In terms of performance, the game provides a steady experience throughout its 6-8 hour story. Only twice within the game – particularly when travelling between one large expanse to another – did I experience substantial frame rate issues in which it dropped below 30 frames per second.
Along with its beautiful aesthetics, Rime’s composition is another area of pure delight. Tequila Works have been incredibly inventive in this regard, choosing to neglect spoken narrative in favour of emotive layers of music to convey to the player what might be happening with regards to the plot. Composed by David Garcia, the score sets a whimsical tone for the game and evolves magically as you progress through each of the four acts. Each act has its own distinct overture which ties in well with the themes experienced throughout the game.
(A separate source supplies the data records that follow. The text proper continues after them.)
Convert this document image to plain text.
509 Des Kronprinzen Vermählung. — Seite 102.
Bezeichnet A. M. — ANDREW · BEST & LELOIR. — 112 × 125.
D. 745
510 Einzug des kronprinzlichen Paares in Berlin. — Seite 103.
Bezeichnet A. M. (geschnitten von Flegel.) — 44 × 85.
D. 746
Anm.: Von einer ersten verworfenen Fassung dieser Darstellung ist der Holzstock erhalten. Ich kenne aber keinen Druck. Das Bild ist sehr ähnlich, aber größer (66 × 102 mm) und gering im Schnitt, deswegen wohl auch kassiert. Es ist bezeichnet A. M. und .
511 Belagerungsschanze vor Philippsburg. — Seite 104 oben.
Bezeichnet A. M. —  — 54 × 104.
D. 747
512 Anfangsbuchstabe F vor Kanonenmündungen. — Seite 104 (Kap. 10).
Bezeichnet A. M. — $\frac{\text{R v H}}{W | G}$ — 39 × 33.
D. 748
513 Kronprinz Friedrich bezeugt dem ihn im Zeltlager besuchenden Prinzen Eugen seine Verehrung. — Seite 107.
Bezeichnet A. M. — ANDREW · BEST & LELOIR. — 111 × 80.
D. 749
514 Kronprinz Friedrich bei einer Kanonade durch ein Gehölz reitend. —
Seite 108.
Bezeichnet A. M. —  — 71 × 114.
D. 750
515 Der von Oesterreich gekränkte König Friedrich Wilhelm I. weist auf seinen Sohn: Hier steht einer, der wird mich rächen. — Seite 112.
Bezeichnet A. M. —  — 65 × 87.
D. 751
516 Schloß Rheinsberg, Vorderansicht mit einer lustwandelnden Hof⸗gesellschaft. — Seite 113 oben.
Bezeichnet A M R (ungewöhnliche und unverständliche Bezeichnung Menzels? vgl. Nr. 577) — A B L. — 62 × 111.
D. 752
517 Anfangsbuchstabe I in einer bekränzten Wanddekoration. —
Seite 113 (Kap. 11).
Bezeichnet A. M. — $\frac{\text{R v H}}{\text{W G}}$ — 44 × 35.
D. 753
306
The truly impressive thing about the soundtrack is how it avoids conveying a sense of outright hopelessness to the player; there’s always a glimmer of optimism embedded within the score whether they’re being played by woodwind, string or percussion instruments (with the former being a distinct standout). It’s truly a testament to the composer and developer that a game shrouded in such narrative ambiguity helps propel it into a genuinely great experience. Quite simply, it speaks that which is not spoken.
As a result of the wonderfully crafted visuals, soundtrack, and unwritten story telling Rime exposes you to a plethora of feelings you don’t experience within an ordinary game. Rime’s ability to do so when there’s so obviously developmental scarring lurking beneath it’s surface is testament to the world Tequila Works have managed to create. Games like Journey, The Witness and Inside are industry defining titles which only appear every few years or so and whilst Rime doesn’t quite reach the dizzying heights of it’s predecessors, the fact that it is even being compared to them is proof enough that it’s a worthy spiritual successor within one of the most unique genres in gaming.